Southampton Neighborhood Association


The Idea

Let's imagine a group sitting around making conversational connections as folks tend to do. The talk turns to "I remember here in Southampton..." and the stories start. Some true. Others perhaps tall tales. The fun conversations continued across the years until someone said, "We should write a book about our neighborhood…"

And so they did. It was not just a labor of love for Southampton--it became an ambitious project that would consume any spare time that a handful of Southampton neighbors and former residents would have in the months and years ahead. Ever so slowly the photos and stories were collected and sorted. A treasure trove of historic photos from Southampton's own Hope Evangelical Lutheran Church were made available to the group and became the main source for the large number (over 200) of photos that made the final draft. After a great deal of hard work, five authors emerged who fleshed out the research and created a charming set of articles about the neighborhood’s history. 

In the words of Tim Fox, one of the five authors and the book's editor,

Southampton's history has followed a familiar path. Like other early twentieth-century streetcar suburbs, it as persevered through two world wars, the Great Depression, and the turbulent 1960s because of the commitment of those who have called it home.  What's unconventional is how that story is told here. Rather than the work of one scholar proving a well-crafted thesis, this book is the product of a group of non-scholars whose only thesis is "Southampton is a great place to live, work, and play."  But while the story of how it got that way relies more on memories than libraries, we think it's a useful tool for understanding Southampton--and we hope you'll find a surprise or two along the way.

So many pictures...so many stories. By any measurement, the history of Southampton was going to be big and unconventional. It would not be the more common, small size history.
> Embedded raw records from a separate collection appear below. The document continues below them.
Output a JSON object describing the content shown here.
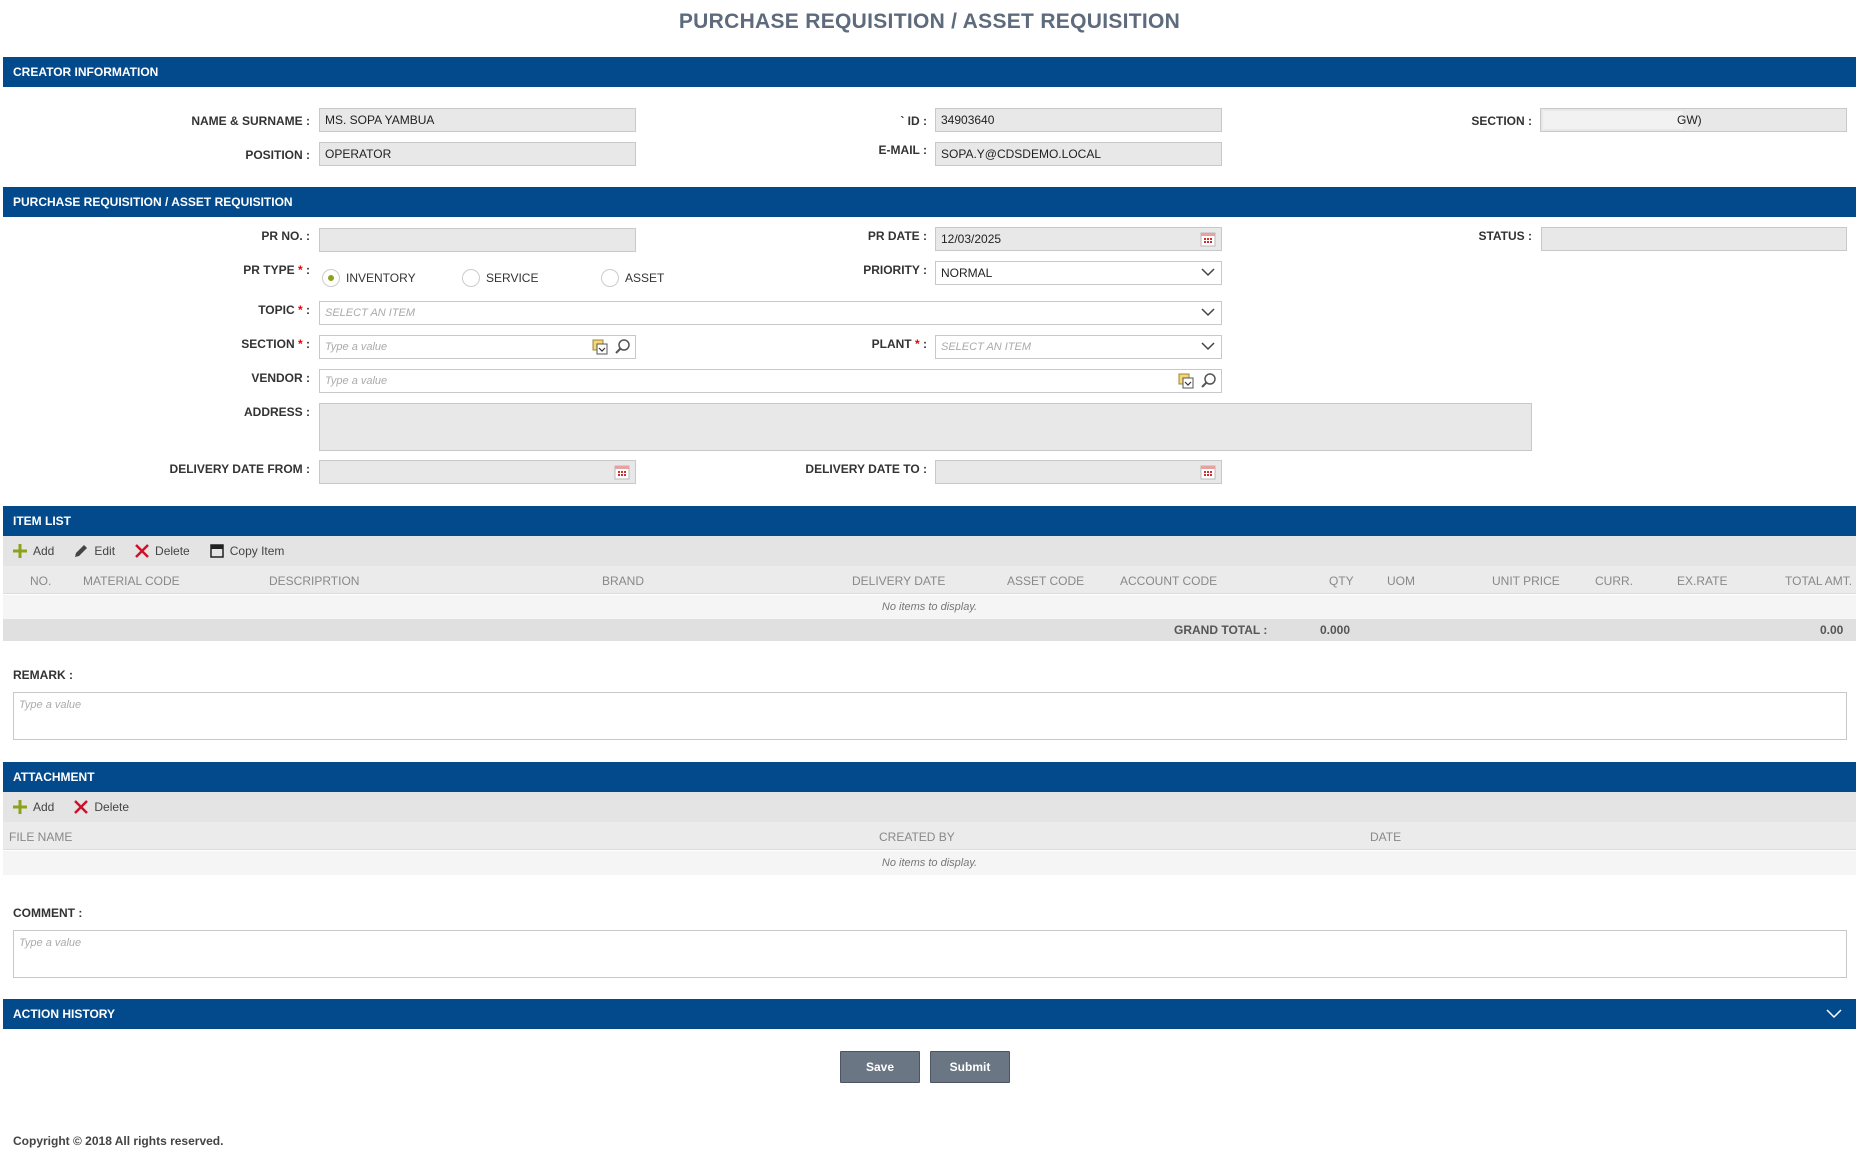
{
  "page": {
    "title": "PURCHASE  REQUISITION / ASSET REQUISITION"
  },
  "creator": {
    "header": "CREATOR INFORMATION",
    "name_label": "NAME & SURNAME :",
    "name_value": "MS. SOPA YAMBUA",
    "position_label": "POSITION :",
    "position_value": "OPERATOR",
    "id_label": "` ID :",
    "id_value": "34903640",
    "email_label": "E-MAIL :",
    "email_value": "SOPA.Y@CDSDEMO.LOCAL",
    "section_label": "SECTION :",
    "section_value": "GW)"
  },
  "pr": {
    "header": "PURCHASE REQUISITION / ASSET REQUISITION",
    "prno_label": "PR NO. :",
    "prno_value": "",
    "prdate_label": "PR DATE :",
    "prdate_value": "12/03/2025",
    "status_label": "STATUS :",
    "status_value": "",
    "prtype_label": "PR TYPE",
    "prtype_suffix": " :",
    "prtype_options": [
      "INVENTORY",
      "SERVICE",
      "ASSET"
    ],
    "prtype_selected": "INVENTORY",
    "priority_label": "PRIORITY :",
    "priority_value": "NORMAL",
    "topic_label": "TOPIC",
    "topic_placeholder": "SELECT AN ITEM",
    "section_label": "SECTION",
    "section_placeholder": "Type a value",
    "plant_label": "PLANT",
    "plant_placeholder": "SELECT AN ITEM",
    "vendor_label": "VENDOR :",
    "vendor_placeholder": "Type a value",
    "address_label": "ADDRESS :",
    "ddfrom_label": "DELIVERY DATE FROM :",
    "ddto_label": "DELIVERY DATE TO :",
    "required_mark": "*",
    "colon": " :"
  },
  "items": {
    "header": "ITEM LIST",
    "toolbar": {
      "add": "Add",
      "edit": "Edit",
      "delete": "Delete",
      "copy": "Copy Item"
    },
    "columns": [
      "NO.",
      "MATERIAL CODE",
      "DESCRIPRTION",
      "BRAND",
      "DELIVERY DATE",
      "ASSET CODE",
      "ACCOUNT CODE",
      "QTY",
      "UOM",
      "UNIT PRICE",
      "CURR.",
      "EX.RATE",
      "TOTAL AMT."
    ],
    "empty_text": "No items to display.",
    "grand_total_label": "GRAND TOTAL :",
    "grand_total_qty": "0.000",
    "grand_total_amt": "0.00"
  },
  "remark": {
    "label": "REMARK :",
    "placeholder": "Type a value"
  },
  "attachment": {
    "header": "ATTACHMENT",
    "toolbar": {
      "add": "Add",
      "delete": "Delete"
    },
    "columns": [
      "FILE NAME",
      "CREATED BY",
      "DATE"
    ],
    "empty_text": "No items to display."
  },
  "comment": {
    "label": "COMMENT :",
    "placeholder": "Type a value"
  },
  "history": {
    "header": "ACTION HISTORY"
  },
  "buttons": {
    "save": "Save",
    "submit": "Submit"
  },
  "footer": {
    "copyright": "Copyright © 2018 All rights reserved."
  },
  "icons": {
    "calendar": "calendar-icon",
    "lookup": "lookup-list-icon",
    "search": "search-icon",
    "add": "plus-icon",
    "edit": "pencil-icon",
    "delete": "x-icon",
    "copy": "copy-icon",
    "dropdown": "chevron-down-icon"
  },
  "colors": {
    "header_bar": "#034a8c",
    "button": "#6b7685",
    "add_icon": "#8ba31c",
    "delete_icon": "#d0102a",
    "required": "#e00000"
  }
}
Instead the photos and stories piled up higher and higher.

The Dream is Realized

The fundraising campaign for the History Book was an amazing success in a short period of time.  Our generous neighbors provided the support needed to reach the goal.  With the help of Reedy Press, a local St Louis publishing house, the book debuted on September 1, 2017.  The project has been a great success and the first run has been almost sold out!  Only a handful of copies remain on Amazon.

From The Book

The Southampton Streetcar and Pranks

by Dennis McCarthy

The earliest streetcars came with two conductors--one in the front driving, and the other in the back, letting passengers off. Then he stepped on a button on the floor to cause a bell to clang, telling the driver it was okay to start up again.That rear conductor was eventually replaced by mirrors. Unfortunately for the driver, the bell wasn't replaced, and kids coming home from school would go to the back of the streetcar and pound their feet mercilessly on that button making the trolley"CLANG, CLANG,CLANG" all the way home.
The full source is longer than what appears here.